Discours de Hubert Dupuis, président, lors de l'AGA de la SANB
25 septembre 2009

Je vous suis très reconnaissant de me donner le privilège de vous parler d’Égalité santé en français Nouveau-Brunswick.  Je suis particulièrement heureux du fait que la SANB ait choisi le thème « L’égalité réelle maintenant » pour son assemblée générale annuelle.  Ce thème est une question… c’est un souhait… c’est un sujet de discussion très important et d’actualité qui mérite d’être débattu…

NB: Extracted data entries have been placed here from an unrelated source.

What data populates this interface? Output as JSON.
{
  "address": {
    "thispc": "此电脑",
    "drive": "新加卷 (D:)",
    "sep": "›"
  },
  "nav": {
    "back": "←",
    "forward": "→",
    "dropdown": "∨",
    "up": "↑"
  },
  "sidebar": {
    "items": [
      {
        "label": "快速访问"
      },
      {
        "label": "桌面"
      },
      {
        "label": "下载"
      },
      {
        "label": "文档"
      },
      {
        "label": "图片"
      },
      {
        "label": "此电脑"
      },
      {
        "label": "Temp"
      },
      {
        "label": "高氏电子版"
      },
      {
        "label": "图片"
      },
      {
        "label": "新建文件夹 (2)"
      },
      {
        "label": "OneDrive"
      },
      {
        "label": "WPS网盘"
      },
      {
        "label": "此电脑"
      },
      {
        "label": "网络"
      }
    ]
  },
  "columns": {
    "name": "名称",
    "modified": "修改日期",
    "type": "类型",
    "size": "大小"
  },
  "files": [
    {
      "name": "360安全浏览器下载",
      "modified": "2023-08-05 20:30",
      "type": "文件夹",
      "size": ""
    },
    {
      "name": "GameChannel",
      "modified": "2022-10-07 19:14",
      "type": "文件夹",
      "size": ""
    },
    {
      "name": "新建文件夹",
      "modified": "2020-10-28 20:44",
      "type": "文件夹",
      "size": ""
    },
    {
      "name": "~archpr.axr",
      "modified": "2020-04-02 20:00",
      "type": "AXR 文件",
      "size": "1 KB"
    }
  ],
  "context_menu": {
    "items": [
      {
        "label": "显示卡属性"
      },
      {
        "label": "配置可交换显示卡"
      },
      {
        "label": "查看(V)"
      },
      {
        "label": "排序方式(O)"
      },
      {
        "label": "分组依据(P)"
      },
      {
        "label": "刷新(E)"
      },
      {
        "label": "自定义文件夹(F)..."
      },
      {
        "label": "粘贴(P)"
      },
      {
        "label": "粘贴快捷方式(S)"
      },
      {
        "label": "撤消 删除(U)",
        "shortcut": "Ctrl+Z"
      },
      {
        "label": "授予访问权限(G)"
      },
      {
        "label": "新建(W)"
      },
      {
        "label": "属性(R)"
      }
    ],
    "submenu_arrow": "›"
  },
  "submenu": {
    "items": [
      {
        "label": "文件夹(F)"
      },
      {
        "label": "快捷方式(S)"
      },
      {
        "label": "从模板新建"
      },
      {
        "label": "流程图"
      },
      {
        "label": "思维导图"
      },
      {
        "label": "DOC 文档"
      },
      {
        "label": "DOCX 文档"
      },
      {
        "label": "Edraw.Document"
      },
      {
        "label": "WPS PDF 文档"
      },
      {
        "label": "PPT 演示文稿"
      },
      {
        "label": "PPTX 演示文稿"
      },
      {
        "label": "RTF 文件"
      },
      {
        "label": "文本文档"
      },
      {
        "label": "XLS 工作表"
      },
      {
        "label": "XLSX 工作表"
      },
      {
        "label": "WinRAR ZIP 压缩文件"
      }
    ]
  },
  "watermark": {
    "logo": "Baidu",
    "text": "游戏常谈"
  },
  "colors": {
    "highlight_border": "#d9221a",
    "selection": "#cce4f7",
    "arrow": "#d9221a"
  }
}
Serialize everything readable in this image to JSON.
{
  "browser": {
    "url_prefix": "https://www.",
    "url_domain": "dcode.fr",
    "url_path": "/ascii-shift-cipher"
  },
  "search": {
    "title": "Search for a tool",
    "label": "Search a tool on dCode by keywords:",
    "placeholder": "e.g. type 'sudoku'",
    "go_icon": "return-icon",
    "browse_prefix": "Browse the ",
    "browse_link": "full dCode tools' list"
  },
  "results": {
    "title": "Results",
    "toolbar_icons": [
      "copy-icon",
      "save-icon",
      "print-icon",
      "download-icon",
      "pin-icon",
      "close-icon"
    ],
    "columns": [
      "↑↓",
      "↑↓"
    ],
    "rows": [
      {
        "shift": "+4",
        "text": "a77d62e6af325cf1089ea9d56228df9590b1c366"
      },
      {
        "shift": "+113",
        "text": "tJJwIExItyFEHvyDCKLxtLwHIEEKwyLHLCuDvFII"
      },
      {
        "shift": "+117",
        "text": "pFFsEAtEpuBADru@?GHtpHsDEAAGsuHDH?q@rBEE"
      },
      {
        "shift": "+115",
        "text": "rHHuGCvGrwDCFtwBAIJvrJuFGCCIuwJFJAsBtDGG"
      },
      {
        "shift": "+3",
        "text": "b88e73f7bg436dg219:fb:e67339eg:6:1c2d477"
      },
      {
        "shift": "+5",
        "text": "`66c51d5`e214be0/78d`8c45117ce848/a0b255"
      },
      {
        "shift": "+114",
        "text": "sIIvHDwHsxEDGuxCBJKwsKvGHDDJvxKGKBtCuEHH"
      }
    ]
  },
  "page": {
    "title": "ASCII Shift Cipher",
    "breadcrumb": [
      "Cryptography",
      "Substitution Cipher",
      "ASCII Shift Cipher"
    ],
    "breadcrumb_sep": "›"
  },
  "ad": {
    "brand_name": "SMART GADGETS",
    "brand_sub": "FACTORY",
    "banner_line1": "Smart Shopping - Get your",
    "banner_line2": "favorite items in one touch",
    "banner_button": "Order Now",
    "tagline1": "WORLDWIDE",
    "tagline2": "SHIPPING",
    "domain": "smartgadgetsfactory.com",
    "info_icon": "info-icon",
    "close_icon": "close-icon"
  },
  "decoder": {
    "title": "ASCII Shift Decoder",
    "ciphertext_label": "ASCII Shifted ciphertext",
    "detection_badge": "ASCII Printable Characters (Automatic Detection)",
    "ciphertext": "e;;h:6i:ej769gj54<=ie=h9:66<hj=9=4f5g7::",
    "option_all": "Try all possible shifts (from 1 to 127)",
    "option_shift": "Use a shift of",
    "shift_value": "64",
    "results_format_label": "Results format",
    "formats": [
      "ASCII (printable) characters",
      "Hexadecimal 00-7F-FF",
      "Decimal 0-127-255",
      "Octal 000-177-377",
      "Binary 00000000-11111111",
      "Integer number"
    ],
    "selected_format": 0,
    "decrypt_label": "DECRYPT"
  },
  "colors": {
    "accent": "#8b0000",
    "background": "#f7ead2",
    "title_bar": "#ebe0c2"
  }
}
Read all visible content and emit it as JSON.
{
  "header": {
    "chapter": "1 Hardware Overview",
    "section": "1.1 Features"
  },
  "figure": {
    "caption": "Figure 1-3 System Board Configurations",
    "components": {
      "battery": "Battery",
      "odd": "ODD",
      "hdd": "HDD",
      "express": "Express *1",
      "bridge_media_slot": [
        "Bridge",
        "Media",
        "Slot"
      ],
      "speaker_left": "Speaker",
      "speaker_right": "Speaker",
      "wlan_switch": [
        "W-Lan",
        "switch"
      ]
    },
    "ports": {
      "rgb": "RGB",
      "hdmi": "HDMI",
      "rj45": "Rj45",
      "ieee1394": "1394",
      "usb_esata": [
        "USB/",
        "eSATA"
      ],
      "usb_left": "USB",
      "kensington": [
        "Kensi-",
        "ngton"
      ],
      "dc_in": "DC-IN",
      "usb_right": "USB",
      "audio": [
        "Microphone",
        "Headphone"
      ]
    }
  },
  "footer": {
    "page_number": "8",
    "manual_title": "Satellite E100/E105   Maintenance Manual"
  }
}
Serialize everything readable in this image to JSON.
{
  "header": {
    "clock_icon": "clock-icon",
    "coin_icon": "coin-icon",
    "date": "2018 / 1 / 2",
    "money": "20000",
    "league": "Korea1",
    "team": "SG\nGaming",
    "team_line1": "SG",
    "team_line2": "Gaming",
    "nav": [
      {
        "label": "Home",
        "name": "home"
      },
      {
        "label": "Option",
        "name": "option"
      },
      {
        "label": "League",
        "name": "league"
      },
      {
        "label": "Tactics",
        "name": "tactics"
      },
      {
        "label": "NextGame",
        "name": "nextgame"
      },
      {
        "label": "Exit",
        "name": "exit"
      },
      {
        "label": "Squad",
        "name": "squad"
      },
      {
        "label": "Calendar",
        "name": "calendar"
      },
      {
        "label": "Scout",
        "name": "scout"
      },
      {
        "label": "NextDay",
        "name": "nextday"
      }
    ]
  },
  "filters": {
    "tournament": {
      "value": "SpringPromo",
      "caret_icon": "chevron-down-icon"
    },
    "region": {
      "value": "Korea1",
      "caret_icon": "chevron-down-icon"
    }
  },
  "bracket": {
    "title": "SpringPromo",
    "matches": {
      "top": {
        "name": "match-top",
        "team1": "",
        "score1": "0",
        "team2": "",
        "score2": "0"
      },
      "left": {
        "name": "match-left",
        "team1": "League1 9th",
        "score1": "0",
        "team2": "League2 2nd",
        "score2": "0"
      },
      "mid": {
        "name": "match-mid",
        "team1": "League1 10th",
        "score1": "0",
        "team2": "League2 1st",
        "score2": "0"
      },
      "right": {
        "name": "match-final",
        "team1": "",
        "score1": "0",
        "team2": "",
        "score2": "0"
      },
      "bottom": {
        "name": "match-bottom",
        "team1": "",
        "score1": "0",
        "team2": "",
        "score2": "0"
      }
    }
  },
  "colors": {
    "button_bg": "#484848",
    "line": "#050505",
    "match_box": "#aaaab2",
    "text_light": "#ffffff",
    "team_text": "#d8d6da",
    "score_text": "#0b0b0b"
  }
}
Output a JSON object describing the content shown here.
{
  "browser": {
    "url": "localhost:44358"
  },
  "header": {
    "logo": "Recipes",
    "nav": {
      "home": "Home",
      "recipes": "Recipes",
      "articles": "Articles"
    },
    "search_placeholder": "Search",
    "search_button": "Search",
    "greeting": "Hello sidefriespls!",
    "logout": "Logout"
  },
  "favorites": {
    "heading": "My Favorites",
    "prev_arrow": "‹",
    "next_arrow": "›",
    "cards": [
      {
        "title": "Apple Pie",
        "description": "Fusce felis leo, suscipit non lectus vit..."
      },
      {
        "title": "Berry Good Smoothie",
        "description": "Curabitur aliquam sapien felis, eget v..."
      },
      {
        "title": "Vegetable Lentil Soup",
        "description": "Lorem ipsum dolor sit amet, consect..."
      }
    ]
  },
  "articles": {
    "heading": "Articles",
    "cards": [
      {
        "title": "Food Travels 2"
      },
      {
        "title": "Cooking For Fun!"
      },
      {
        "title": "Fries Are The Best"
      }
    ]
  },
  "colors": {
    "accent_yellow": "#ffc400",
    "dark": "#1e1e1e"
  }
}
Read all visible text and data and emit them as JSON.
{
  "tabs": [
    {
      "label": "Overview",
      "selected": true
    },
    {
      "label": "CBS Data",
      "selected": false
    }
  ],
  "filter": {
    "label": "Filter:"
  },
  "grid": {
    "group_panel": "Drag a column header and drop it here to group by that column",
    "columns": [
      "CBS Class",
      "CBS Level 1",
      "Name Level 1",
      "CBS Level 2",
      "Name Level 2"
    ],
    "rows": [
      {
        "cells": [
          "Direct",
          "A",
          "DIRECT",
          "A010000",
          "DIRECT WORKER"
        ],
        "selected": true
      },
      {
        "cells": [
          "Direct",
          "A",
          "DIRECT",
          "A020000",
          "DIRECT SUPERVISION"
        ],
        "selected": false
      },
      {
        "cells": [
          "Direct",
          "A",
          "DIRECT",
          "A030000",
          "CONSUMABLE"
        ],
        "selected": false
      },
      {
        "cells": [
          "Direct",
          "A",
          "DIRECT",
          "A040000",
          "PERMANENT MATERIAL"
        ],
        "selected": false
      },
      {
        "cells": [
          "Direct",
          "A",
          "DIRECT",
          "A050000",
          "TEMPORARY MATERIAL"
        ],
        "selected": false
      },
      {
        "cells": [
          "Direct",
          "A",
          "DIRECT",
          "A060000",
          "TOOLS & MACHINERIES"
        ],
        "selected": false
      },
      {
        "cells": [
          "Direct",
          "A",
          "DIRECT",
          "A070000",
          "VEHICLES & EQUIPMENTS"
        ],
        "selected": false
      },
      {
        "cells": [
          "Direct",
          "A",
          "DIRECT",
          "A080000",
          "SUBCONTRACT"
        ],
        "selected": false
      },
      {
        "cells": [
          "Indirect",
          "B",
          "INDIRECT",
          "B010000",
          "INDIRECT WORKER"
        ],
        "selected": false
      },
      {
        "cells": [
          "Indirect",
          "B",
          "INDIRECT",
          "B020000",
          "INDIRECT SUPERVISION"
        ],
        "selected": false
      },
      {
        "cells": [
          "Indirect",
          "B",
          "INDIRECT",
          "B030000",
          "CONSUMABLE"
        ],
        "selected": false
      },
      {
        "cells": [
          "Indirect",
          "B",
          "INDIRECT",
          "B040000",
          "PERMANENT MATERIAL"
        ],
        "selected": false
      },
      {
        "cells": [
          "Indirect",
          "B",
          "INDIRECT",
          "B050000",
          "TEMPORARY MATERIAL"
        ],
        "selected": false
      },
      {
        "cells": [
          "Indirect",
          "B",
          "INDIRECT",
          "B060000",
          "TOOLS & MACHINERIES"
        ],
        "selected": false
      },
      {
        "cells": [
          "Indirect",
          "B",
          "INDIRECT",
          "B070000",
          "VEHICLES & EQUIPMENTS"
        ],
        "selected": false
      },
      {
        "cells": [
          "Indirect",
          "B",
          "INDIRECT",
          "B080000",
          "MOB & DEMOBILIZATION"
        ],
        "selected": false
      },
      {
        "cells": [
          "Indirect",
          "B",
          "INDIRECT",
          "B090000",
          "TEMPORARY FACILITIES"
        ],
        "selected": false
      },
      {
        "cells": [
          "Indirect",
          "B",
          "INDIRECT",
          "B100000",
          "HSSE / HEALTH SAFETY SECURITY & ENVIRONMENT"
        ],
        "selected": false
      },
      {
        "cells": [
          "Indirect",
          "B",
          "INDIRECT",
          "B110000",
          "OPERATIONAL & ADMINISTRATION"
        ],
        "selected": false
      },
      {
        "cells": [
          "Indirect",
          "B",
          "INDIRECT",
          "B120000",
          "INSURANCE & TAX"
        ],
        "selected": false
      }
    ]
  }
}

Je dois vous dire qu’en santé, malheureusement, l’égalité est loin d’être une réalité.  Nous avons beaucoup de travail à faire pour que l’égalité entre la communauté anglophone et la communauté francophone devienne une réalité dans le domaine de la santé.  Si vous avez vu notre dépliant, vous aurez constaté que les communautés anglophones desservies par la régie anglophone, la Régie B, offre seize services tertiaires, alors que les communautés francophones, sous la régie bilingue, la Régie A, offre quatre services tertiaires.  Est-ce que ça, c’est l’égalité réelle ?

 

Les communautés francophones sont desservies par une régie bilingue, qui dessert une région dont la population est composée de 55 % de francophones et 45 % d’anglophones.  La Régie A communique à ses hôpitaux et à ses employés en anglais et en français ou en anglais seulement et la Régie B communique à ses hôpitaux et à ses employés en anglais.  Est-ce que ça, c’est l’égalité réelle ?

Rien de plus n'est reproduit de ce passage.